Varicella zoster virus or varicella-zoster virus (VZV) is one of Herpesviridae known to infect humans. It causes chickenpox (varicella), a disease most commonly affecting children, teens, and young adults, and herpes zoster (shingles) in older adults; shingles is rare in children. VZV is a worldwide pathogen known by many names: chickenpox virus, varicella virus, zoster virus, and human herpesvirus type 3 (HHV-3). VZV infections are species-specific to humans, but can survive in external environments for a few hours, maybe a day or two.

VZV multiplies in the lungs, and causes a wide variety of symptoms. After the primary infection (chickenpox), the virus goes dormant in the nerves, including the cranial nerve ganglia, dorsal root ganglia, and autonomic ganglia. Many years after the patient has recovered from chickenpox, VZV can reactivate to cause neurologic conditions.


Following viral reactivation many years later VZV causes herpes zoster (shingles) as well as a variety of other neurological syndromes. The molecular mechanisms of the conversion of the virus from a lytic to a latent state in ganglia are not well understood. In order to gain insights into the neuron-virus interaction, we studied virus-induced apoptosis in cultures of both highly pure terminally differentiated human neurons and human fetal lung fibroblasts (HFL).

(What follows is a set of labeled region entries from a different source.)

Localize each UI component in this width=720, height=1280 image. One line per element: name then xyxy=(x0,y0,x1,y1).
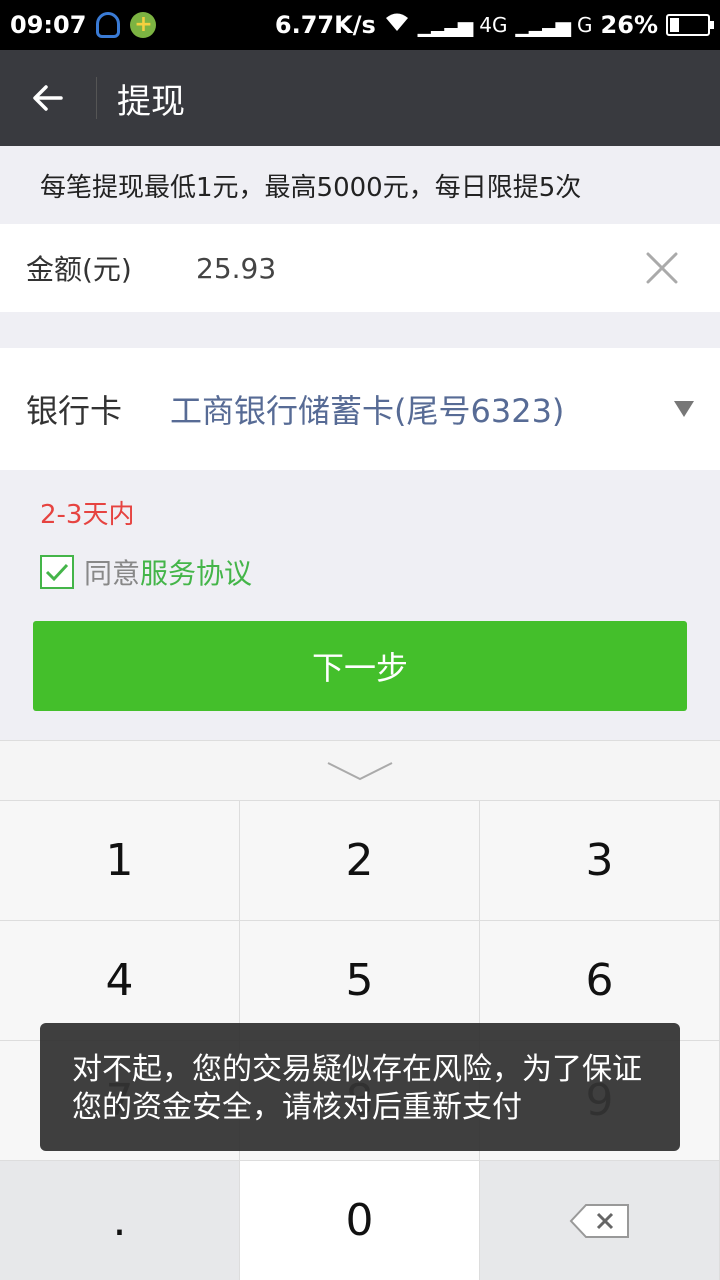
keyboard-collapse-handle[interactable] xyxy=(0,740,720,800)
signal-icon: ▁▂▃▅ xyxy=(417,13,474,37)
network-type-4g: 4G xyxy=(479,13,508,37)
agreement-row: 同意 服务协议 xyxy=(40,552,252,592)
page-title: 提现 xyxy=(117,81,185,122)
agreement-checkbox[interactable] xyxy=(40,555,74,589)
status-time: 09:07 xyxy=(10,11,87,39)
title-divider xyxy=(96,77,97,119)
title-bar: 提现 xyxy=(0,50,720,146)
withdraw-limits-info: 每笔提现最低1元，最高5000元，每日限提5次 xyxy=(0,146,720,224)
battery-fill xyxy=(670,18,679,32)
key-3[interactable]: 3 xyxy=(480,801,720,921)
status-bar: 09:07 + 6.77K/s ▁▂▃▅ 4G ▁▂▃▅ G 26% xyxy=(0,0,720,50)
next-step-button[interactable]: 下一步 xyxy=(33,621,687,711)
chevron-down-icon xyxy=(327,761,393,780)
battery-icon xyxy=(666,14,714,36)
key-1[interactable]: 1 xyxy=(0,801,240,921)
clear-icon[interactable] xyxy=(644,250,680,286)
bank-card-label: 银行卡 xyxy=(26,392,123,430)
bank-card-selector[interactable]: 银行卡 工商银行储蓄卡(尾号6323) xyxy=(0,348,720,470)
dropdown-arrow-icon[interactable] xyxy=(674,401,694,417)
network-speed: 6.77K/s xyxy=(274,11,376,39)
amount-row: 金额(元) 25.93 xyxy=(0,224,720,312)
network-type-g: G xyxy=(577,13,593,37)
key-0[interactable]: 0 xyxy=(240,1161,480,1280)
backspace-key[interactable] xyxy=(480,1161,720,1280)
plus-app-icon: + xyxy=(130,12,157,38)
key-dot[interactable]: . xyxy=(0,1161,240,1280)
headset-icon xyxy=(96,12,121,38)
battery-percent: 26% xyxy=(600,11,658,39)
back-button[interactable] xyxy=(0,50,96,146)
agreement-text: 同意 xyxy=(84,557,141,590)
signal-icon-2: ▁▂▃▅ xyxy=(515,13,572,37)
bank-card-value[interactable]: 工商银行储蓄卡(尾号6323) xyxy=(170,386,564,432)
back-arrow-icon xyxy=(33,85,63,111)
risk-warning-toast: 对不起，您的交易疑似存在风险，为了保证您的资金安全，请核对后重新支付 xyxy=(40,1023,680,1151)
wifi-icon xyxy=(384,11,410,39)
checkmark-icon xyxy=(45,563,69,582)
amount-input[interactable]: 25.93 xyxy=(196,252,276,285)
key-2[interactable]: 2 xyxy=(240,801,480,921)
arrival-time: 2-3天内 xyxy=(40,500,135,530)
service-agreement-link[interactable]: 服务协议 xyxy=(140,552,252,592)
amount-label: 金额(元) xyxy=(26,253,132,286)
backspace-icon xyxy=(569,1203,629,1238)
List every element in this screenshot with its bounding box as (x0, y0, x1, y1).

It was found that (a) VZV DNA did not accumulate in infected human neurons; (b) VZV transcripts were present at lower levels at all days studied post-infection in neurons; © Western blot analysis showed less VZV IE 63 and very little detectable VZV gE proteins in infected neurons compared with HFL; (d) lower levels of the apoptotic marker cleaved Caspase-3 protein were detected in VZV-infected neurons compared with HFL, and higher levels of the known anti-apoptotic proteins Bcl2, Bcl-XL and also the mitochondrial MT-CO2 protein were found in VZV-infected neurons compared with uninfected cells; and (e) both the MT-CO2 protein and VZV IE 63-encoded protein were detected in infected neurons by dual immunofluorescence. These findings showed that neurons are resistant to VZV-induced apoptosis, which may have relevance to the switching of VZV from a lytic to latent ganglionic neuronal infection 1).

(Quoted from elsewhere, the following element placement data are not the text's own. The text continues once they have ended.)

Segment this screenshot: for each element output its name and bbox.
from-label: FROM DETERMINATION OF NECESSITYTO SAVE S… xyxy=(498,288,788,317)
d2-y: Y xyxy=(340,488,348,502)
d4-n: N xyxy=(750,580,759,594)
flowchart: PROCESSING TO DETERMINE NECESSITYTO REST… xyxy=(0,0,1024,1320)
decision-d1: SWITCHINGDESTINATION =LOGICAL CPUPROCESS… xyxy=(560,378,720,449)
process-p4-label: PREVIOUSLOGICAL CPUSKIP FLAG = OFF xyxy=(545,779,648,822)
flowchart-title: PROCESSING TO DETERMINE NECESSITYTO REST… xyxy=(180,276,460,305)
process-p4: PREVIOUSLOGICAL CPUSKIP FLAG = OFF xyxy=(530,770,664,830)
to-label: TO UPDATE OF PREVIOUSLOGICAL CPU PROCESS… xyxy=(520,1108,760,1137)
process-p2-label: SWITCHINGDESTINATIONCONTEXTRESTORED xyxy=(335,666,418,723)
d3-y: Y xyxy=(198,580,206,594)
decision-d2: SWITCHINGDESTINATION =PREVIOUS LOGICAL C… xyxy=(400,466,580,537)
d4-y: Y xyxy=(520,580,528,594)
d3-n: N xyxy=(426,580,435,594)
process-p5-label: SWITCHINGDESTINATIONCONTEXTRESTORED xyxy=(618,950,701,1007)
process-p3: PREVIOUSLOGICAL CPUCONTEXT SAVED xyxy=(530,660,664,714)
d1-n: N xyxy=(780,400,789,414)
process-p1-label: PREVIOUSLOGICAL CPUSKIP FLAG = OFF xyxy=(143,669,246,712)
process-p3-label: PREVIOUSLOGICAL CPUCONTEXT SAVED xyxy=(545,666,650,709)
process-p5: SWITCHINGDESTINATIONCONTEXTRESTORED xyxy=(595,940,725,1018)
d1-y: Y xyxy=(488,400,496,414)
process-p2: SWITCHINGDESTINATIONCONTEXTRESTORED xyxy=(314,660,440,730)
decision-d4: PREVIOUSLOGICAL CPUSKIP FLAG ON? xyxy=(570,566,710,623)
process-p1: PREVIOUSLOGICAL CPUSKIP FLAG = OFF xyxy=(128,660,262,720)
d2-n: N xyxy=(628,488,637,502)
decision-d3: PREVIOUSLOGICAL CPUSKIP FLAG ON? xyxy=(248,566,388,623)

The most sensitive method for confirming a diagnosis of varicella is the use of polymerase chain reaction (PCR) to detect VZV in skin lesions (vesicles, scabs, maculopapular lesions). Vesicular lesions or scabs, if present, are the best for sampling.

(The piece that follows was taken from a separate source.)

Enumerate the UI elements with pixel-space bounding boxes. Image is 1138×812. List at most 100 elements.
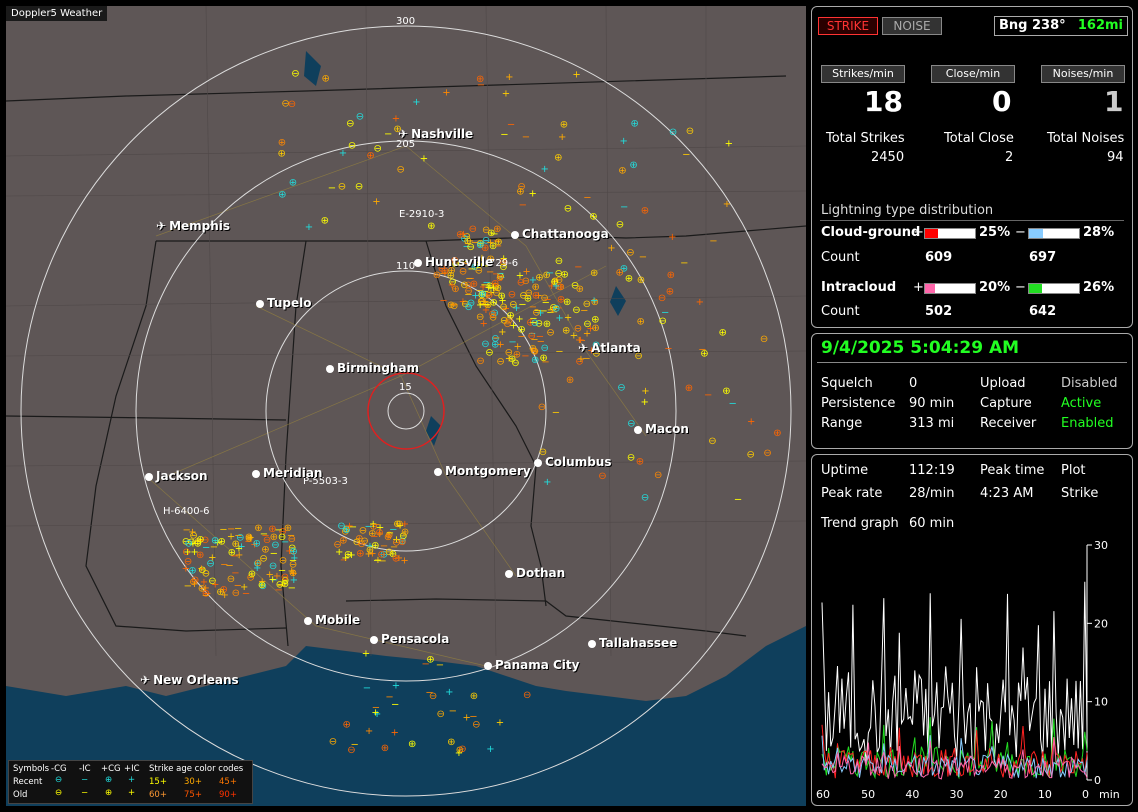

Adults with herpes zoster can be treated with oral acyclovir at a dose of 800 mg five times daily. The recommended dose of intravenous acyclovir for VZV infections is 10 mg/kg every 8 hours, although higher doses (12–15 mg/kg) are sometimes used for life-threatening infections, especially in immunocompromised patients.


1)
Kennedy PG, Graner MW, Gunaydin D, Bowlin J, Pointon T, Yu X. Varicella-Zoster Virus infected human neurons are resistant to apoptosis. J Neurovirol. 2020 Mar 3. doi: 10.1007/s13365-020-00831-6. [Epub ahead of print] PubMed PMID: 32125664.
2)
Furukawa K, Sakoh M, Kumon Y, Teraoka M, Ohta S, Ohue S, Hatoh N, Ohnishi T. [Delayed facial palsy after microvascular decompression for hemifacial spasm due to reactivation of varicella-zoster virus]. No Shinkei Geka. 2003 Aug;31(8):899-902. Japanese. PMID: 12968493.